部屋の中は片付いており、部屋にはなぜかジャズが流れていた。
『消し忘れてた。』
みんな笑った。
『みんなくつろいでて。』
タカシはそういってキッチンへ行った。
ミカはちょっと目付きが鋭くパーマをかけている。
きれいで気が強い感じだ。
ショップの店員をしていて雑誌にも載っている。
エミはミカとは対照的でおとなしそうだった。
ウエイトレスだったそうだが、店長がすごく嫌だから最近やめたらしい。
世間話をしているとタカシが作ったつまみと酒を持ってきた。
タカシが入ると会話は弾み、酒も進んだ。
タカシは会話を楽しむと
『おれもう寝るから。』
そういうとミカと寝室に向かった。
僕とエミは少しの間言葉を失った。
『そう言えばさ、何で仕事辞めたの。』
僕は話を切り出した。
『店長がすごいいやらしくて辞めたの。あの人女には気持ち悪いぐらい優しくて、男にはすごく厳しいの。いつもじろじろ見てるし。
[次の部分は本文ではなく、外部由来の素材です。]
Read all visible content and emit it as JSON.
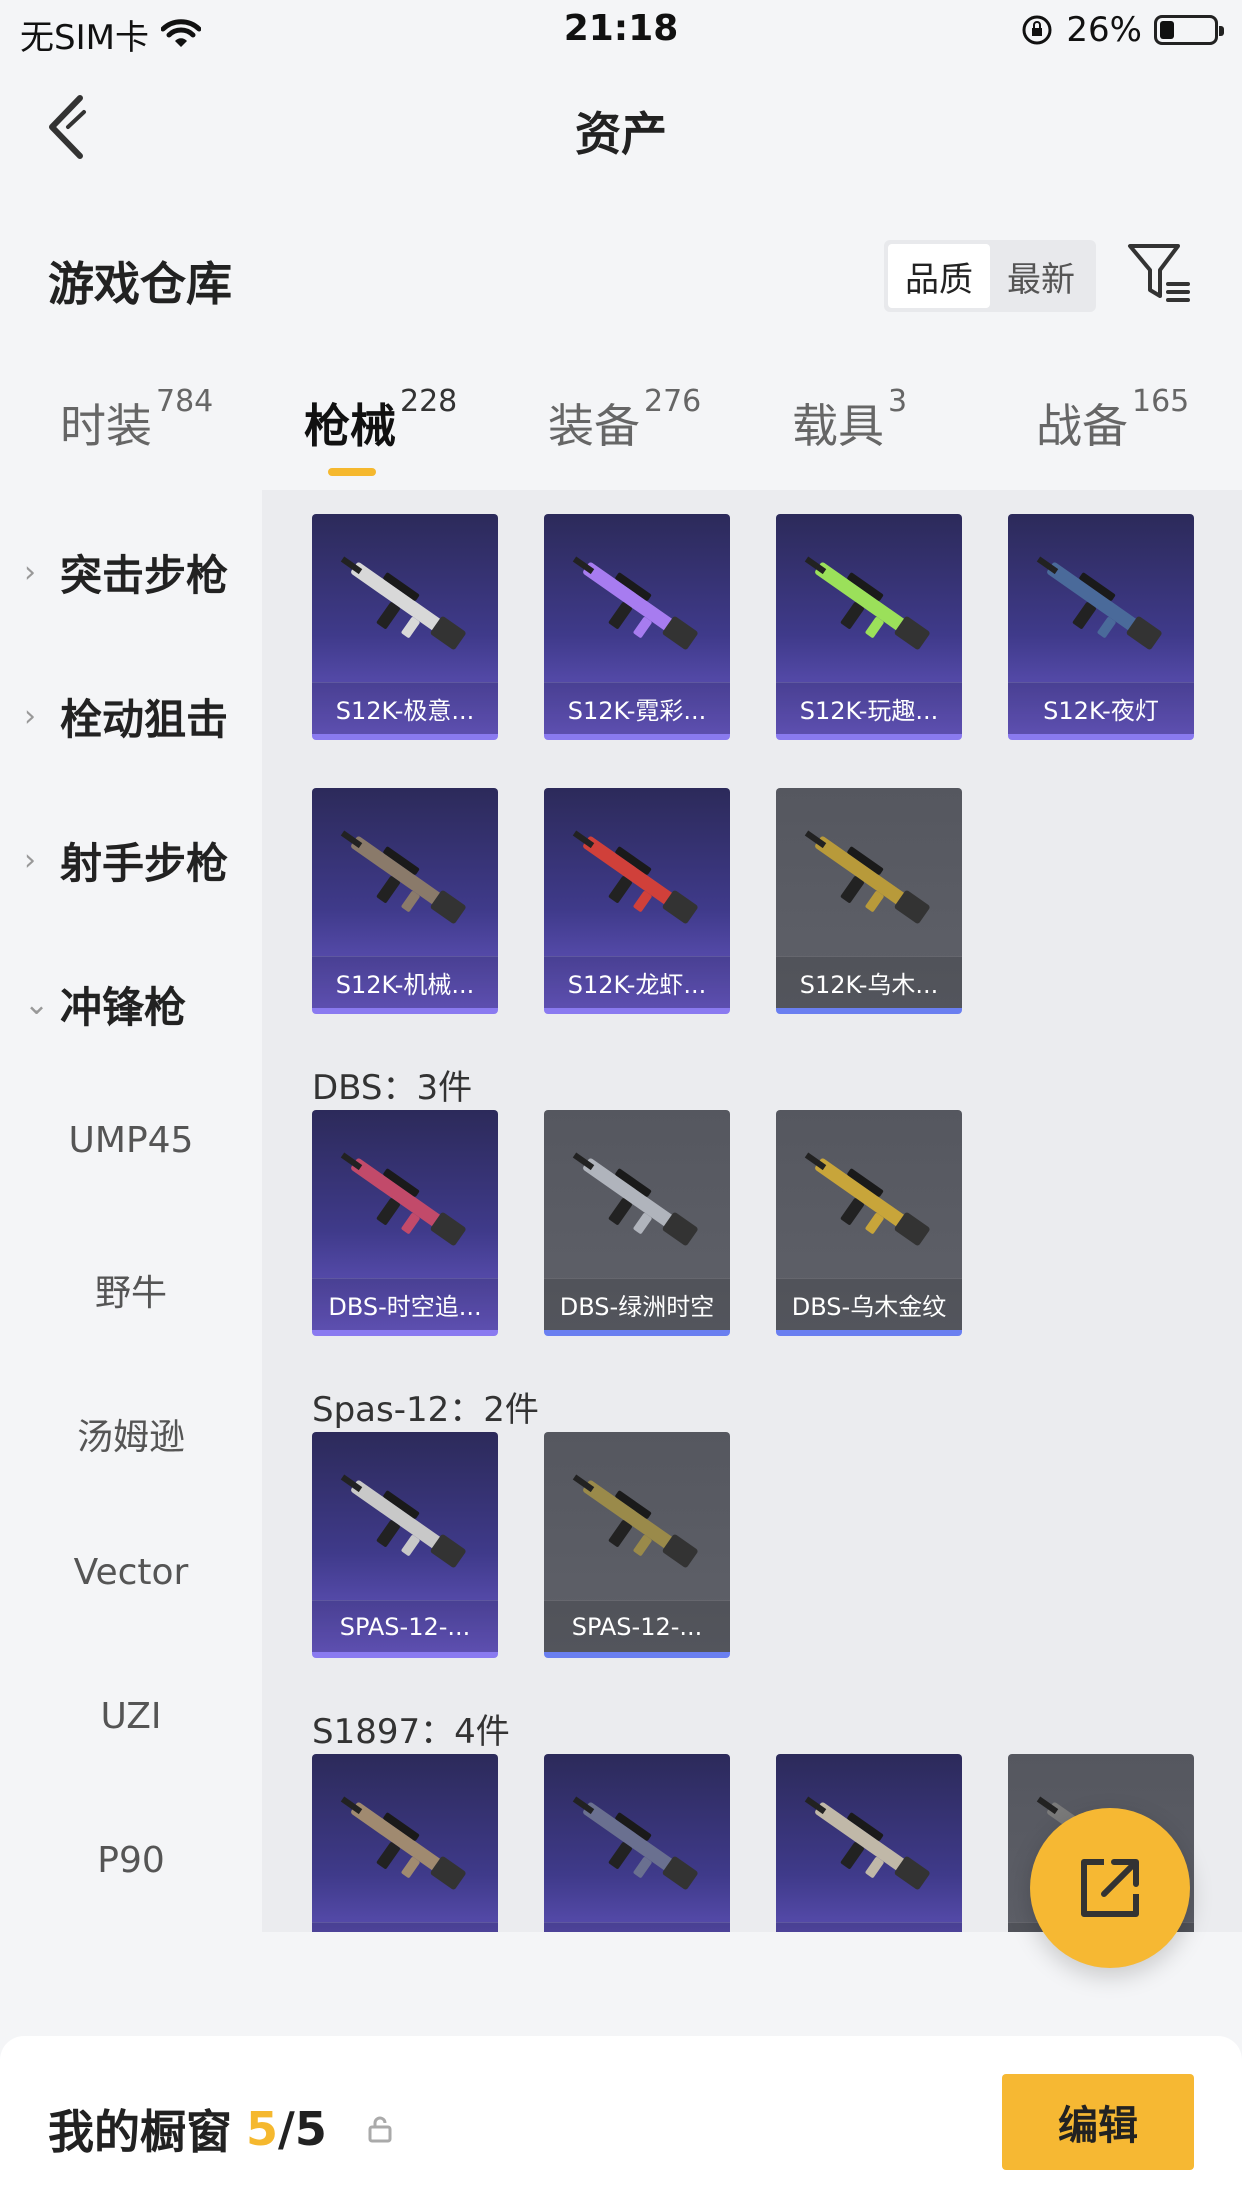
{
  "status_bar": {
    "carrier": "无SIM卡",
    "time": "21:18",
    "battery_pct": "26%",
    "battery_level": 0.26
  },
  "nav": {
    "title": "资产"
  },
  "warehouse": {
    "title": "游戏仓库",
    "sort_options": [
      "品质",
      "最新"
    ],
    "active_sort": "品质"
  },
  "tabs": [
    {
      "label": "时装",
      "count": "784",
      "active": false
    },
    {
      "label": "枪械",
      "count": "228",
      "active": true
    },
    {
      "label": "装备",
      "count": "276",
      "active": false
    },
    {
      "label": "载具",
      "count": "3",
      "active": false
    },
    {
      "label": "战备",
      "count": "165",
      "active": false
    }
  ],
  "sidebar": {
    "categories": [
      {
        "label": "突击步枪",
        "expanded": false
      },
      {
        "label": "栓动狙击",
        "expanded": false
      },
      {
        "label": "射手步枪",
        "expanded": false
      },
      {
        "label": "冲锋枪",
        "expanded": true
      }
    ],
    "subcategories": [
      "UMP45",
      "野牛",
      "汤姆逊",
      "Vector",
      "UZI",
      "P90"
    ]
  },
  "groups": [
    {
      "title": "",
      "items": [
        {
          "label": "S12K-极意...",
          "rarity": "purple"
        },
        {
          "label": "S12K-霓彩...",
          "rarity": "purple"
        },
        {
          "label": "S12K-玩趣...",
          "rarity": "purple"
        },
        {
          "label": "S12K-夜灯",
          "rarity": "purple"
        },
        {
          "label": "S12K-机械...",
          "rarity": "purple"
        },
        {
          "label": "S12K-龙虾...",
          "rarity": "purple"
        },
        {
          "label": "S12K-乌木...",
          "rarity": "grey"
        }
      ]
    },
    {
      "title": "DBS：3件",
      "items": [
        {
          "label": "DBS-时空追...",
          "rarity": "purple"
        },
        {
          "label": "DBS-绿洲时空",
          "rarity": "grey"
        },
        {
          "label": "DBS-乌木金纹",
          "rarity": "grey"
        }
      ]
    },
    {
      "title": "Spas-12：2件",
      "items": [
        {
          "label": "SPAS-12-...",
          "rarity": "purple"
        },
        {
          "label": "SPAS-12-...",
          "rarity": "grey"
        }
      ]
    },
    {
      "title": "S1897：4件",
      "items": [
        {
          "label": "",
          "rarity": "purple"
        },
        {
          "label": "",
          "rarity": "purple"
        },
        {
          "label": "",
          "rarity": "purple"
        },
        {
          "label": "",
          "rarity": "grey"
        }
      ]
    }
  ],
  "bottom": {
    "title": "我的橱窗",
    "current": "5",
    "total": "/5",
    "edit_label": "编辑"
  },
  "colors": {
    "accent": "#f5b82e",
    "purple_card": "#3f3a8a",
    "grey_card": "#5a5c64"
  }
}
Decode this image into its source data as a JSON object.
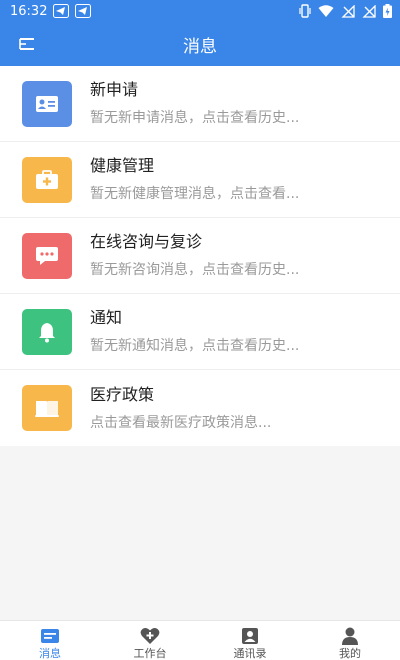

でもそれだけじゃ辞めなかったわ。私が遅番で店長と二人きりになったとき10万出すから今夜どうだって。気持ち悪いし腹が立って仕方なかったの。友達も3週間前に辞めたわ。』
『大変だったんだね。』
僕は決まり文句みたいな台詞を返した。
心の中では10万の価値について考えていた。
『ごめんね。愚痴っぽくなっちゃって。ところであなたは長期休暇中に何するの。』
エミからの突然の質問にちょっと戸惑ったが、
『とりあえずタカシに会いに東京に来たんだけど、その後は考えていない。そうだなぁ。沖縄に行きたい。』
『沖縄いいね。私も行きたい。』
そんな話で盛り上がりながら夜も更けていった。